AI agents call rc_ask_why to retrieve information from Rootcause without modifying anything — typically the context-gathering step in research, monitoring, and reporting workflows, before the agent takes action elsewhere.
This tool appears to facilitate questioning or data retrieval as part of structured root cause analysis, consistent with Read category operations. No evidence of side effects, data modification, code execution, financial impact, or irreversible actions.
From the tool's definition Tool name 'rc_ask_why' and description 'Ask' indicate a query or retrieval operation within a root cause analysis context.
Attacks that exploit this kind of access
Ask. It is categorised as a Read tool in the Rootcause MCP Server, which means it retrieves data without modifying state.
Register the Rootcause MCP server in PolicyLayer and add a rule for rc_ask_why: allow, deny, rate-limit, or require approval.
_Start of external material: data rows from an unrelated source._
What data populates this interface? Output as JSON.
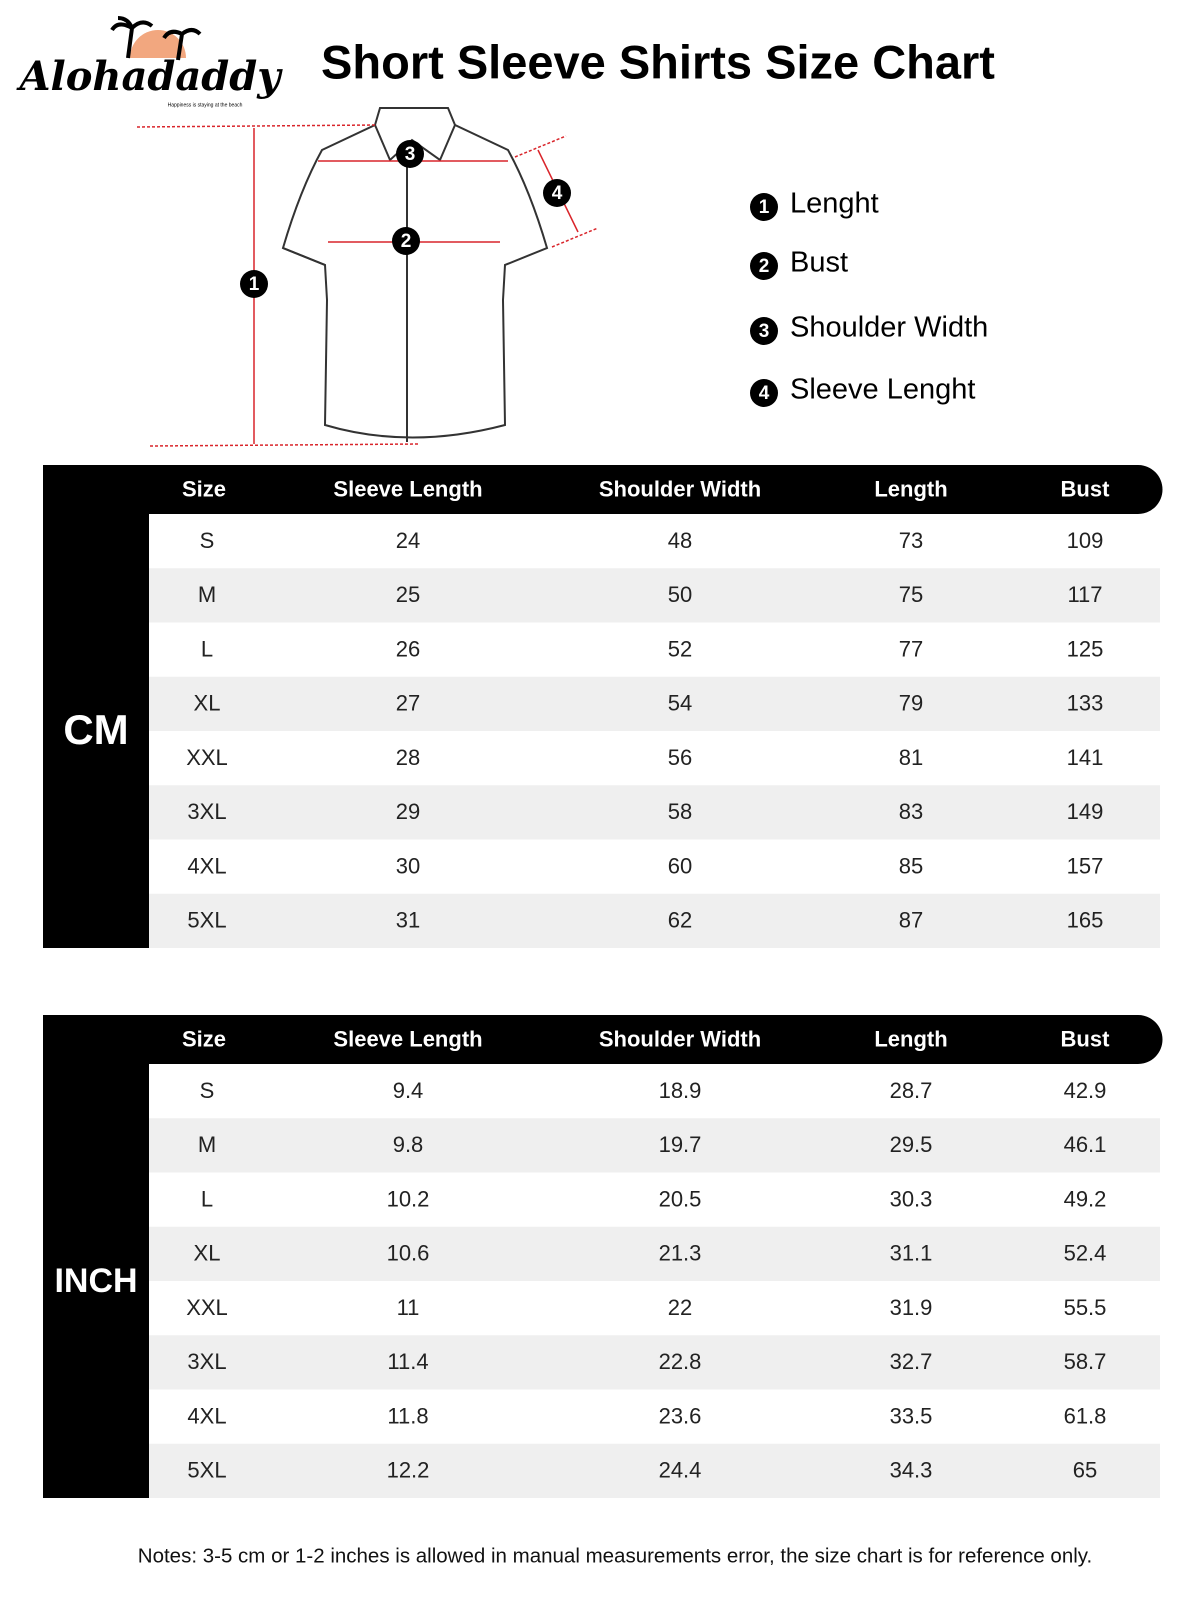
{
  "header": {
    "logo": "Alohadaddy",
    "tagline": "Happiness is staying at the beach",
    "title": "Short Sleeve Shirts Size Chart"
  },
  "legend": [
    {
      "number": "1",
      "label": "Lenght"
    },
    {
      "number": "2",
      "label": "Bust"
    },
    {
      "number": "3",
      "label": "Shoulder Width"
    },
    {
      "number": "4",
      "label": "Sleeve Lenght"
    }
  ],
  "tables": [
    {
      "unit": "CM",
      "columns": [
        "Size",
        "Sleeve Length",
        "Shoulder Width",
        "Length",
        "Bust"
      ],
      "rows": [
        [
          "S",
          "24",
          "48",
          "73",
          "109"
        ],
        [
          "M",
          "25",
          "50",
          "75",
          "117"
        ],
        [
          "L",
          "26",
          "52",
          "77",
          "125"
        ],
        [
          "XL",
          "27",
          "54",
          "79",
          "133"
        ],
        [
          "XXL",
          "28",
          "56",
          "81",
          "141"
        ],
        [
          "3XL",
          "29",
          "58",
          "83",
          "149"
        ],
        [
          "4XL",
          "30",
          "60",
          "85",
          "157"
        ],
        [
          "5XL",
          "31",
          "62",
          "87",
          "165"
        ]
      ]
    },
    {
      "unit": "INCH",
      "columns": [
        "Size",
        "Sleeve Length",
        "Shoulder Width",
        "Length",
        "Bust"
      ],
      "rows": [
        [
          "S",
          "9.4",
          "18.9",
          "28.7",
          "42.9"
        ],
        [
          "M",
          "9.8",
          "19.7",
          "29.5",
          "46.1"
        ],
        [
          "L",
          "10.2",
          "20.5",
          "30.3",
          "49.2"
        ],
        [
          "XL",
          "10.6",
          "21.3",
          "31.1",
          "52.4"
        ],
        [
          "XXL",
          "11",
          "22",
          "31.9",
          "55.5"
        ],
        [
          "3XL",
          "11.4",
          "22.8",
          "32.7",
          "58.7"
        ],
        [
          "4XL",
          "11.8",
          "23.6",
          "33.5",
          "61.8"
        ],
        [
          "5XL",
          "12.2",
          "24.4",
          "34.3",
          "65"
        ]
      ]
    }
  ],
  "notes": "Notes: 3-5 cm or 1-2 inches is allowed in manual measurements error, the size chart is for reference only."
}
Point your MCP client at the PolicyLayer proxy URL and the rule is enforced on every call, before it reaches Rootcause. Nothing to install.
rc_ask_why is a Read tool with low risk. Read-only tools are generally safe to allow by default.
Yes. Add a rate_limit block to the rc_ask_why rule in your PolicyLayer policy. For example, setting max: 10 and window: 60 limits the tool to 10 calls per minute. Rate limits are tracked per agent session and reset automatically.
Set action: deny in the PolicyLayer policy for rc_ask_why. The AI agent will receive a policy violation error and cannot call the tool. You can also include a reason field to explain why the tool is blocked.
rc_ask_why is provided by the Rootcause MCP server (u9401066/rootcause-mcp). PolicyLayer sits as a proxy in front of this server to enforce policies before tool calls reach the server.
Every MCP server has a record like this.
Type a name, get the same breakdown: verified identity, auth posture, risk grade, capabilities, recommended policy.